The feeling that I have something potentially meaningful to contribute to the contemporary conversation keeps me motivated. I feel inspired by the subjects of my films and photography projects to get their stories across. I hate the idea of people (especially women) being forgotten and written out of history.
Q: What other projects would you like to tell us about?
Our previous filmLetters From Baghdad tells the story of another incredible woman, British explorer and diplomat Gertrude Bell. Bell was sometimes called the female “Lawrence of Arabia” but she was actually much more influential than her colleague T.E. Lawrence, helping to reshape the Middle East after WWI.
Q: What is one instance of knowing you are living in your vision?
When we were originally pitching our film on Gertrude Bell, we were told by one British broadcaster “why would we be interested in a film on Gertrude Bell, since she was only a footnote to history?” I’m happy that we proved him wrong. As a result of the press for the film, Gertrude Bell finally has a Blue Plaque installed at her London residence; and her archive at Newcastle University, which we used extensively, is now on the UNESCO Memory of the World Register, in recognition of its global significance. It is one of the few archives with this designation in the UK. Bell has now been profiled in television segments, books and plays and we are very gratified that we have contributed to bringing Gertrude Bell back into the history books.
Q: If there were no barriers to entry, what is one thing you would be doing?
Exactly what I am doing.
Q: What has been big your biggest obstacle in achieving your vision?
Allowing myself to become discouraged, if I don’t succeed right away. Too many projects are still in my drawers!
Q: What do you do to stay connected to your creative self?
I never leave my creative self!
Q: If you could let go of something that has held you back, what would it be?
Being timid about expressing my vision.
Q: What is your favorite piece of art?
Too many to choose from.
Q: What person do you most admire, living or dead?

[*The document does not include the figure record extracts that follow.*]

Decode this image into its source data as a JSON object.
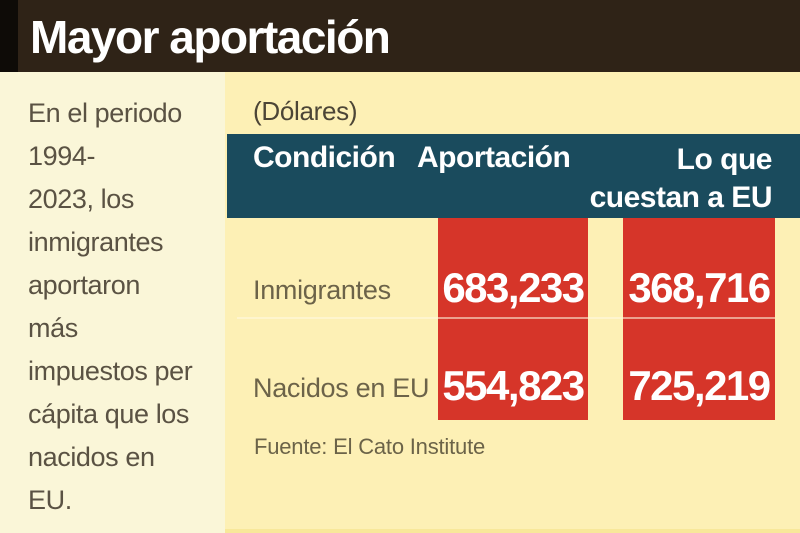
{
  "header": {
    "title": "Mayor aportación"
  },
  "sidebar": {
    "text": "En el periodo\n1994-\n2023, los\ninmigrantes\naportaron\nmás\nimpuestos per\ncápita que los\nnacidos en\nEU."
  },
  "main": {
    "units_label": "(Dólares)",
    "table": {
      "header": {
        "condition": "Condición",
        "contribution": "Aportación",
        "cost_lines": "Lo que\ncuestan a EU"
      },
      "rows": [
        {
          "label": "Inmigrantes",
          "contribution": "683,233",
          "cost": "368,716"
        },
        {
          "label": "Nacidos en EU",
          "contribution": "554,823",
          "cost": "725,219"
        }
      ]
    },
    "source": "Fuente: El Cato Institute"
  },
  "colors": {
    "header_bg": "#2f2317",
    "left_edge": "#0e0b07",
    "sidebar_bg": "#faf6d8",
    "main_bg": "#fdf0b5",
    "table_header_bg": "#1a4b5d",
    "value_box_red": "#d63529",
    "text_dark": "#5a5243",
    "text_white": "#ffffff"
  },
  "chart_data": {
    "type": "table",
    "title": "Mayor aportación",
    "subtitle": "(Dólares)",
    "columns": [
      "Condición",
      "Aportación",
      "Lo que cuestan a EU"
    ],
    "categories": [
      "Inmigrantes",
      "Nacidos en EU"
    ],
    "series": [
      {
        "name": "Aportación",
        "values": [
          683233,
          554823
        ]
      },
      {
        "name": "Lo que cuestan a EU",
        "values": [
          368716,
          725219
        ]
      }
    ],
    "annotation": "En el periodo 1994-2023, los inmigrantes aportaron más impuestos per cápita que los nacidos en EU.",
    "source": "Fuente: El Cato Institute"
  }
}
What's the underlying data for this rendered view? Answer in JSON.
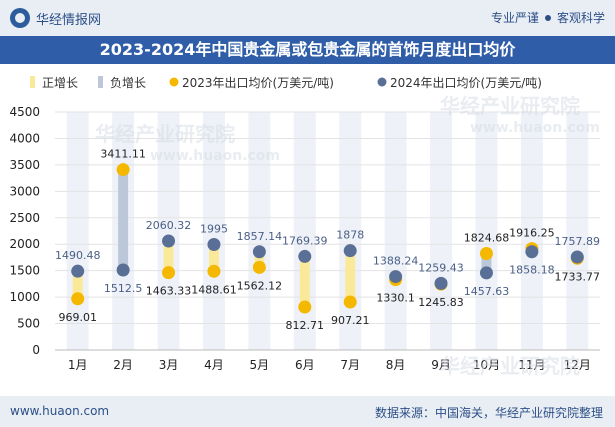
{
  "header": {
    "brand": "华经情报网",
    "slogan_left": "专业严谨",
    "slogan_right": "客观科学"
  },
  "chart_title": "2023-2024年中国贵金属或包贵金属的首饰月度出口均价",
  "footer": {
    "website": "www.huaon.com",
    "source": "数据来源：中国海关，华经产业研究院整理"
  },
  "watermark": {
    "text_cn": "华经产业研究院",
    "text_en": "www.huaon.com"
  },
  "colors": {
    "increase": "#fbe99a",
    "decrease": "#bcc7d9",
    "series_2023": "#f5b800",
    "series_2024": "#5a6f96",
    "header_bg": "#2f5da8",
    "grid": "#e3e3e3",
    "highlight": "#eef2f8"
  },
  "chart_data": {
    "type": "line",
    "categories": [
      "1月",
      "2月",
      "3月",
      "4月",
      "5月",
      "6月",
      "7月",
      "8月",
      "9月",
      "10月",
      "11月",
      "12月"
    ],
    "series": [
      {
        "name": "2023年出口均价(万美元/吨)",
        "values": [
          969.01,
          3411.11,
          1463.33,
          1488.61,
          1562.12,
          812.71,
          907.21,
          1330.1,
          1245.83,
          1824.68,
          1916.25,
          1733.77
        ]
      },
      {
        "name": "2024年出口均价(万美元/吨)",
        "values": [
          1490.48,
          1512.5,
          2060.32,
          1995,
          1857.14,
          1769.39,
          1878,
          1388.24,
          1259.43,
          1457.63,
          1858.18,
          1757.89
        ]
      }
    ],
    "legend": [
      "正增长",
      "负增长",
      "2023年出口均价(万美元/吨)",
      "2024年出口均价(万美元/吨)"
    ],
    "labels_2023": [
      "969.01",
      "3411.11",
      "1463.33",
      "1488.61",
      "1562.12",
      "812.71",
      "907.21",
      "1330.1",
      "1245.83",
      "1824.68",
      "1916.25",
      "1733.77"
    ],
    "labels_2024": [
      "1490.48",
      "1512.5",
      "2060.32",
      "1995",
      "1857.14",
      "1769.39",
      "1878",
      "1388.24",
      "1259.43",
      "1457.63",
      "1858.18",
      "1757.89"
    ],
    "yticks": [
      "0",
      "500",
      "1000",
      "1500",
      "2000",
      "2500",
      "3000",
      "3500",
      "4000",
      "4500"
    ],
    "ylim": [
      0,
      4500
    ],
    "title": "2023-2024年中国贵金属或包贵金属的首饰月度出口均价"
  }
}
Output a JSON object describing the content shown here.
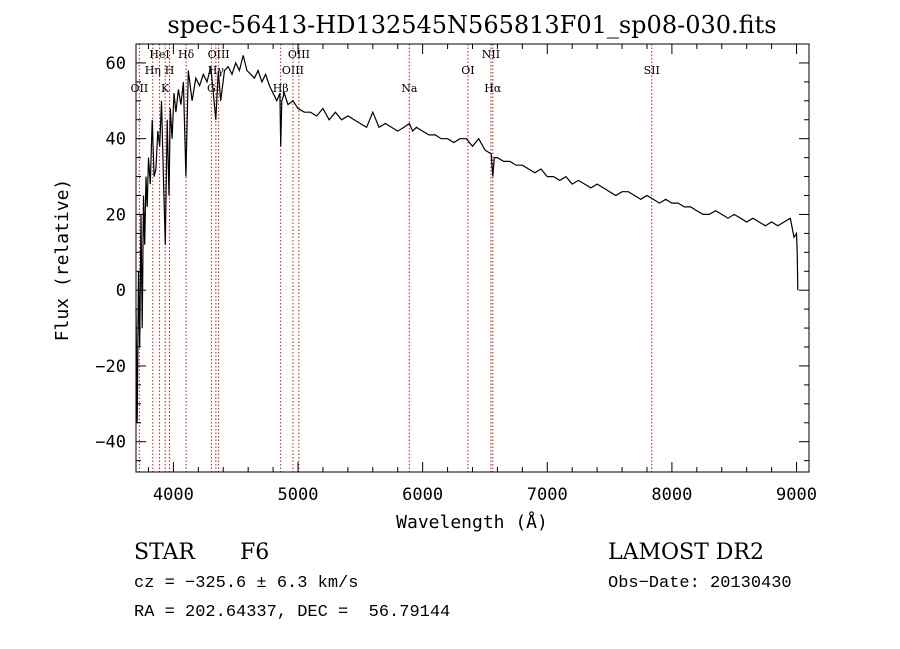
{
  "chart_data": {
    "type": "line",
    "title": "spec-56413-HD132545N565813F01_sp08-030.fits",
    "xlabel": "Wavelength (Å)",
    "ylabel": "Flux (relative)",
    "xlim": [
      3700,
      9100
    ],
    "ylim": [
      -48,
      65
    ],
    "xticks": [
      4000,
      5000,
      6000,
      7000,
      8000,
      9000
    ],
    "yticks": [
      -40,
      -20,
      0,
      20,
      40,
      60
    ],
    "grid": false,
    "line_color": "#000000",
    "marker_color": "#b22222",
    "lines": [
      {
        "label": "OII",
        "x": 3727
      },
      {
        "label": "Hη",
        "x": 3835
      },
      {
        "label": "HeI",
        "x": 3889
      },
      {
        "label": "K",
        "x": 3934
      },
      {
        "label": "H",
        "x": 3969
      },
      {
        "label": "Hδ",
        "x": 4102
      },
      {
        "label": "G",
        "x": 4305
      },
      {
        "label": "Hγ",
        "x": 4341
      },
      {
        "label": "OIII",
        "x": 4363
      },
      {
        "label": "Hβ",
        "x": 4861
      },
      {
        "label": "OIII",
        "x": 4959
      },
      {
        "label": "OIII",
        "x": 5007
      },
      {
        "label": "Na",
        "x": 5893
      },
      {
        "label": "OI",
        "x": 6363
      },
      {
        "label": "NII",
        "x": 6548
      },
      {
        "label": "Hα",
        "x": 6563
      },
      {
        "label": "SII",
        "x": 7838
      }
    ],
    "series": [
      {
        "x": [
          3700,
          3710,
          3720,
          3730,
          3740,
          3750,
          3760,
          3770,
          3780,
          3790,
          3800,
          3815,
          3830,
          3845,
          3860,
          3875,
          3890,
          3905,
          3920,
          3935,
          3950,
          3965,
          3975,
          3990,
          4005,
          4020,
          4040,
          4060,
          4080,
          4100,
          4120,
          4150,
          4180,
          4210,
          4240,
          4270,
          4300,
          4320,
          4340,
          4360,
          4380,
          4410,
          4440,
          4470,
          4500,
          4530,
          4560,
          4590,
          4620,
          4650,
          4680,
          4710,
          4740,
          4770,
          4800,
          4830,
          4855,
          4861,
          4870,
          4890,
          4920,
          4960,
          5000,
          5050,
          5100,
          5150,
          5200,
          5250,
          5300,
          5350,
          5400,
          5450,
          5500,
          5550,
          5600,
          5650,
          5700,
          5750,
          5800,
          5850,
          5893,
          5920,
          5950,
          6000,
          6050,
          6100,
          6150,
          6200,
          6250,
          6300,
          6350,
          6400,
          6450,
          6500,
          6550,
          6563,
          6575,
          6600,
          6650,
          6700,
          6750,
          6800,
          6850,
          6900,
          6950,
          7000,
          7050,
          7100,
          7150,
          7200,
          7250,
          7300,
          7350,
          7400,
          7450,
          7500,
          7550,
          7600,
          7650,
          7700,
          7750,
          7800,
          7850,
          7900,
          7950,
          8000,
          8050,
          8100,
          8150,
          8200,
          8250,
          8300,
          8350,
          8400,
          8450,
          8500,
          8550,
          8600,
          8650,
          8700,
          8750,
          8800,
          8850,
          8900,
          8950,
          8980,
          9000,
          9005,
          9010
        ],
        "values": [
          -5,
          -35,
          5,
          -15,
          20,
          -10,
          25,
          12,
          30,
          22,
          35,
          28,
          45,
          30,
          32,
          42,
          38,
          50,
          30,
          12,
          45,
          25,
          48,
          40,
          52,
          47,
          53,
          49,
          55,
          30,
          58,
          50,
          56,
          54,
          57,
          55,
          59,
          52,
          45,
          58,
          50,
          58,
          59,
          57,
          60,
          58,
          62,
          58,
          57,
          56,
          58,
          55,
          57,
          54,
          52,
          50,
          52,
          38,
          50,
          52,
          49,
          50,
          48,
          47,
          47,
          46,
          48,
          45,
          47,
          45,
          46,
          45,
          44,
          43,
          47,
          43,
          44,
          43,
          42,
          43,
          44,
          42,
          43,
          42,
          41,
          41,
          40,
          40,
          39,
          40,
          40,
          38,
          40,
          37,
          36,
          30,
          35,
          35,
          34,
          34,
          33,
          33,
          32,
          31,
          32,
          30,
          30,
          29,
          30,
          28,
          29,
          28,
          27,
          28,
          27,
          26,
          25,
          26,
          26,
          25,
          24,
          25,
          24,
          23,
          24,
          23,
          23,
          22,
          22,
          21,
          20,
          20,
          21,
          20,
          19,
          20,
          19,
          18,
          19,
          18,
          17,
          18,
          17,
          18,
          19,
          14,
          15,
          10,
          0
        ]
      }
    ]
  },
  "info": {
    "object": "STAR",
    "subclass": "F6",
    "survey": "LAMOST DR2",
    "cz": "cz = −325.6 ± 6.3 km/s",
    "obs_date": "Obs−Date: 20130430",
    "coords": "RA = 202.64337, DEC =  56.79144"
  }
}
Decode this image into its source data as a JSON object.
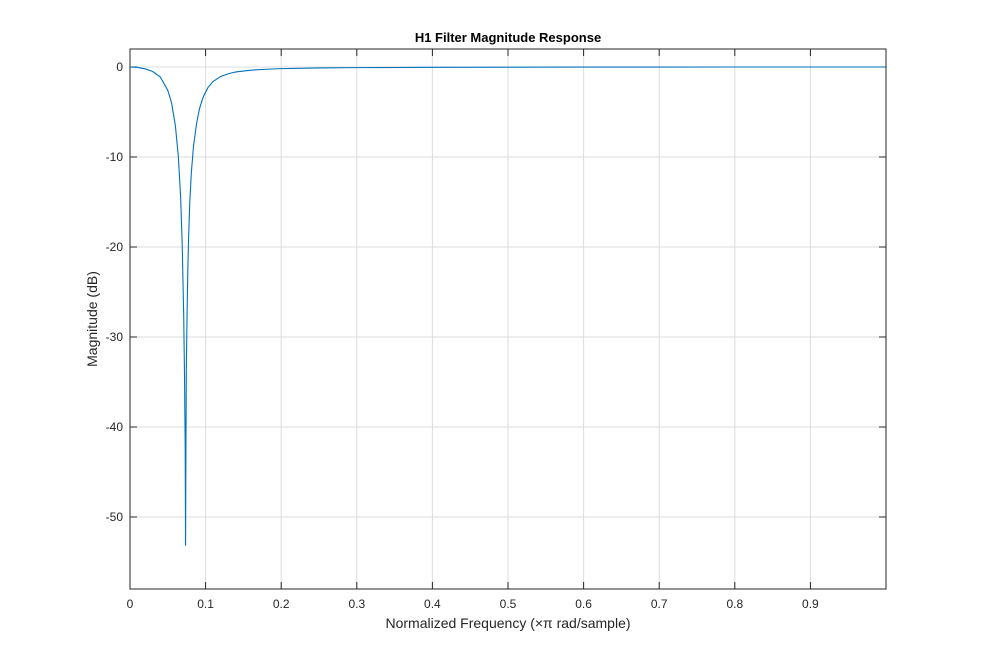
{
  "chart_data": {
    "type": "line",
    "title": "H1 Filter Magnitude Response",
    "xlabel": "Normalized Frequency (×π rad/sample)",
    "ylabel": "Magnitude (dB)",
    "xlim": [
      0,
      1
    ],
    "ylim": [
      -58,
      2
    ],
    "xticks": [
      0,
      0.1,
      0.2,
      0.3,
      0.4,
      0.5,
      0.6,
      0.7,
      0.8,
      0.9
    ],
    "xtick_labels": [
      "0",
      "0.1",
      "0.2",
      "0.3",
      "0.4",
      "0.5",
      "0.6",
      "0.7",
      "0.8",
      "0.9"
    ],
    "yticks": [
      0,
      -10,
      -20,
      -30,
      -40,
      -50
    ],
    "ytick_labels": [
      "0",
      "-10",
      "-20",
      "-30",
      "-40",
      "-50"
    ],
    "grid": true,
    "series": [
      {
        "color": "#0072bd",
        "x": [
          0,
          0.01,
          0.02,
          0.03,
          0.04,
          0.05,
          0.055,
          0.06,
          0.064,
          0.067,
          0.069,
          0.071,
          0.072,
          0.073,
          0.0735,
          0.074,
          0.0745,
          0.0755,
          0.0765,
          0.0775,
          0.079,
          0.081,
          0.084,
          0.088,
          0.092,
          0.097,
          0.103,
          0.11,
          0.12,
          0.13,
          0.14,
          0.16,
          0.18,
          0.2,
          0.25,
          0.3,
          0.4,
          0.5,
          0.6,
          0.7,
          0.8,
          0.9,
          1.0
        ],
        "y": [
          0,
          -0.05,
          -0.2,
          -0.5,
          -1.1,
          -2.6,
          -4.0,
          -6.5,
          -10.0,
          -14.5,
          -19.5,
          -27.5,
          -33.5,
          -42.0,
          -53.2,
          -42.0,
          -33.5,
          -27.5,
          -22.5,
          -19.0,
          -15.2,
          -11.9,
          -8.8,
          -6.3,
          -4.6,
          -3.3,
          -2.3,
          -1.6,
          -1.05,
          -0.75,
          -0.55,
          -0.35,
          -0.25,
          -0.18,
          -0.1,
          -0.07,
          -0.04,
          -0.02,
          -0.01,
          -0.01,
          0,
          0,
          0
        ]
      }
    ]
  }
}
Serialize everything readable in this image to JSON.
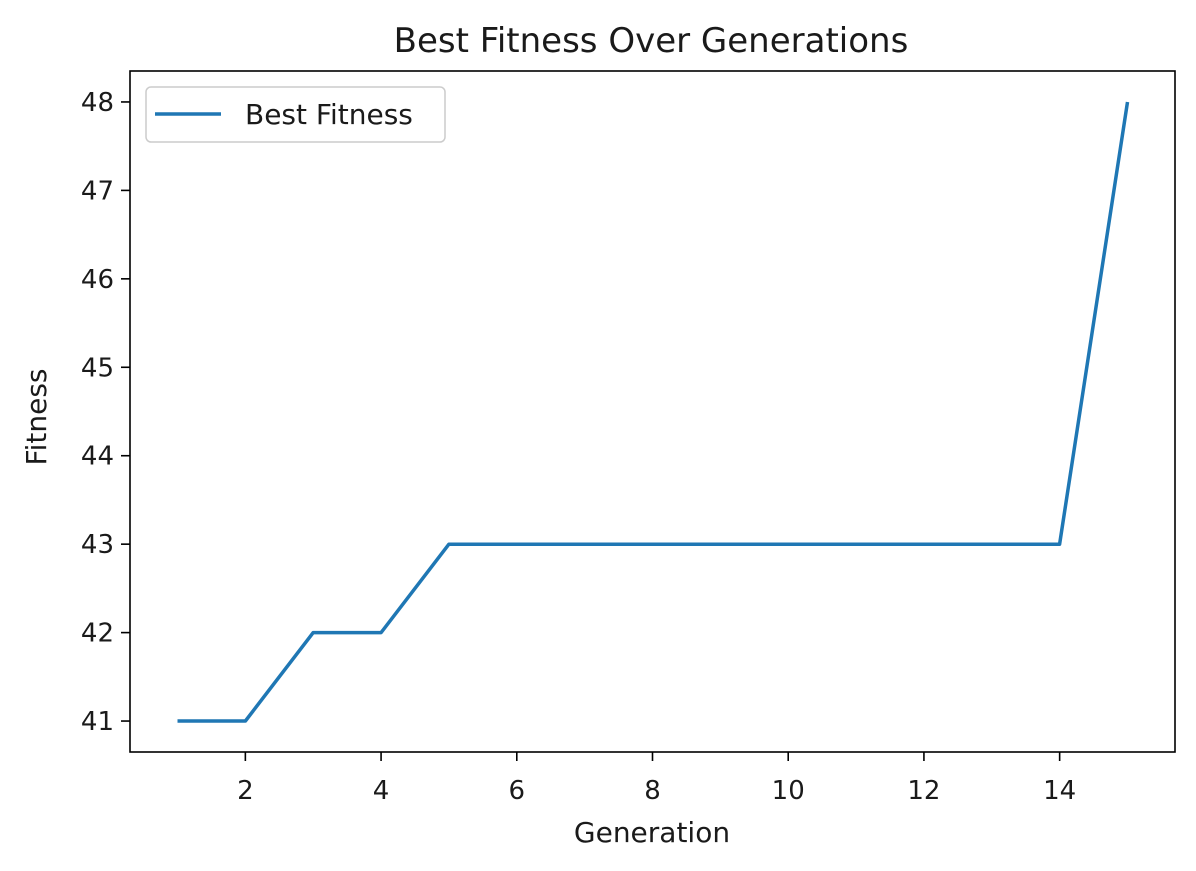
{
  "chart_data": {
    "type": "line",
    "title": "Best Fitness Over Generations",
    "xlabel": "Generation",
    "ylabel": "Fitness",
    "xlim": [
      0.3,
      15.7
    ],
    "ylim": [
      40.65,
      48.35
    ],
    "xticks": [
      2,
      4,
      6,
      8,
      10,
      12,
      14
    ],
    "yticks": [
      41,
      42,
      43,
      44,
      45,
      46,
      47,
      48
    ],
    "grid": false,
    "legend": "upper-left",
    "series": [
      {
        "name": "Best Fitness",
        "color": "#1f77b4",
        "x": [
          1,
          2,
          3,
          4,
          5,
          6,
          7,
          8,
          9,
          10,
          11,
          12,
          13,
          14,
          15
        ],
        "y": [
          41,
          41,
          42,
          42,
          43,
          43,
          43,
          43,
          43,
          43,
          43,
          43,
          43,
          43,
          48
        ]
      }
    ]
  }
}
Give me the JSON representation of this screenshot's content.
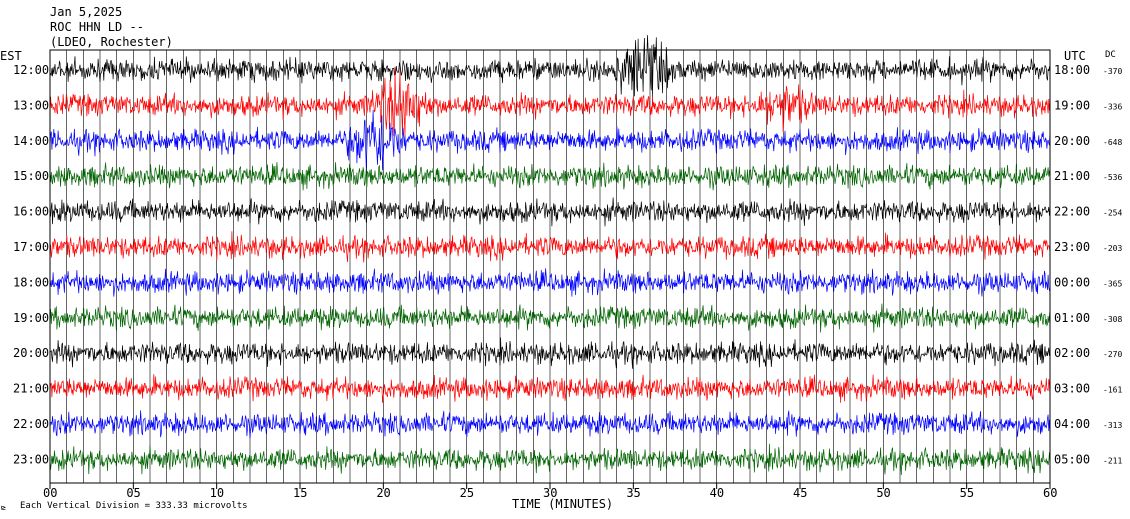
{
  "header": {
    "date": "Jan 5,2025",
    "station": "ROC HHN LD --",
    "location": "(LDEO, Rochester)"
  },
  "left_axis_label": "EST",
  "right_axis_label": "UTC",
  "dc_label": "DC",
  "x_axis_title": "TIME (MINUTES)",
  "footer_note": "Each Vertical Division =  333.33 microvolts",
  "corner_mark": "⊵",
  "colors": {
    "cycle": [
      "#000000",
      "#ff0000",
      "#0000ff",
      "#006400"
    ],
    "frame": "#000000",
    "grid": "#000000"
  },
  "chart_data": {
    "type": "line",
    "title": "Jan 5,2025",
    "xlabel": "TIME (MINUTES)",
    "ylabel": "",
    "xlim": [
      0,
      60
    ],
    "x_ticks": [
      "00",
      "05",
      "10",
      "15",
      "20",
      "25",
      "30",
      "35",
      "40",
      "45",
      "50",
      "55",
      "60"
    ],
    "grid": "vertical, every minute",
    "rows": [
      {
        "est": "12:00",
        "utc": "18:00",
        "dc": "-370",
        "color": "#000000"
      },
      {
        "est": "13:00",
        "utc": "19:00",
        "dc": "-336",
        "color": "#ff0000"
      },
      {
        "est": "14:00",
        "utc": "20:00",
        "dc": "-648",
        "color": "#0000ff"
      },
      {
        "est": "15:00",
        "utc": "21:00",
        "dc": "-536",
        "color": "#006400"
      },
      {
        "est": "16:00",
        "utc": "22:00",
        "dc": "-254",
        "color": "#000000"
      },
      {
        "est": "17:00",
        "utc": "23:00",
        "dc": "-203",
        "color": "#ff0000"
      },
      {
        "est": "18:00",
        "utc": "00:00",
        "dc": "-365",
        "color": "#0000ff"
      },
      {
        "est": "19:00",
        "utc": "01:00",
        "dc": "-308",
        "color": "#006400"
      },
      {
        "est": "20:00",
        "utc": "02:00",
        "dc": "-270",
        "color": "#000000"
      },
      {
        "est": "21:00",
        "utc": "03:00",
        "dc": "-161",
        "color": "#ff0000"
      },
      {
        "est": "22:00",
        "utc": "04:00",
        "dc": "-313",
        "color": "#0000ff"
      },
      {
        "est": "23:00",
        "utc": "05:00",
        "dc": "-211",
        "color": "#006400"
      }
    ],
    "events": [
      {
        "row": 0,
        "minute": 35.5,
        "amplitude": "large"
      },
      {
        "row": 1,
        "minute": 21,
        "amplitude": "large"
      },
      {
        "row": 2,
        "minute": 19.5,
        "amplitude": "large"
      },
      {
        "row": 1,
        "minute": 44,
        "amplitude": "medium"
      }
    ]
  }
}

I most admire my grandmother who passed away when I was 16 years old. She was the first person in my family to come to this country. She arrived in 1905 from the pogroms in Lithuania with a cousin when she was only 14 years old. They made their way to St. Joseph, Mo. and were soon followed by the rest of their families. My grandmother and grandfather owned several buildings, but my grandfather developed a heart condition, so the upkeep of the buildings fell to my tiny 4’10” grandmother (along with raising 5 children). During the Great Depression, there were frequently men who would get off the train looking for work and my grandmother would always have chores for them, in exchange for a hot meal. She was grateful for their help and never turned anyone away. My grandmother sent both sons to medical school, two daughters to nursing school and one daughter to teachers college. She had grit and determination and was an incredibly generous soul.
Q: If you could be known and celebrated for one thing, what would it be?
Generosity of spirit.
Q: If you could describe yourself in one word what would it be?
Q: What is your guilty pleasure?
Going to the Metropolitan Museum of Art … I’ve really missed going there this summer. It is deeply spiritual and nourishing to me.
Q: If you could sit down with yourself 15 years ago, what would you say?
Not to be intimidated by people who I think know more about what I am doing than I do
Q: Where would you most like to live?
Lots of places! I like Montclair, NJ ! (where I live now)
Q: What is your idea of success?
To be productive and continually engaged in creative pursuits
Q: What is your idea of happiness?
That my family is healthy and doing well and that I am able to pursue my passions.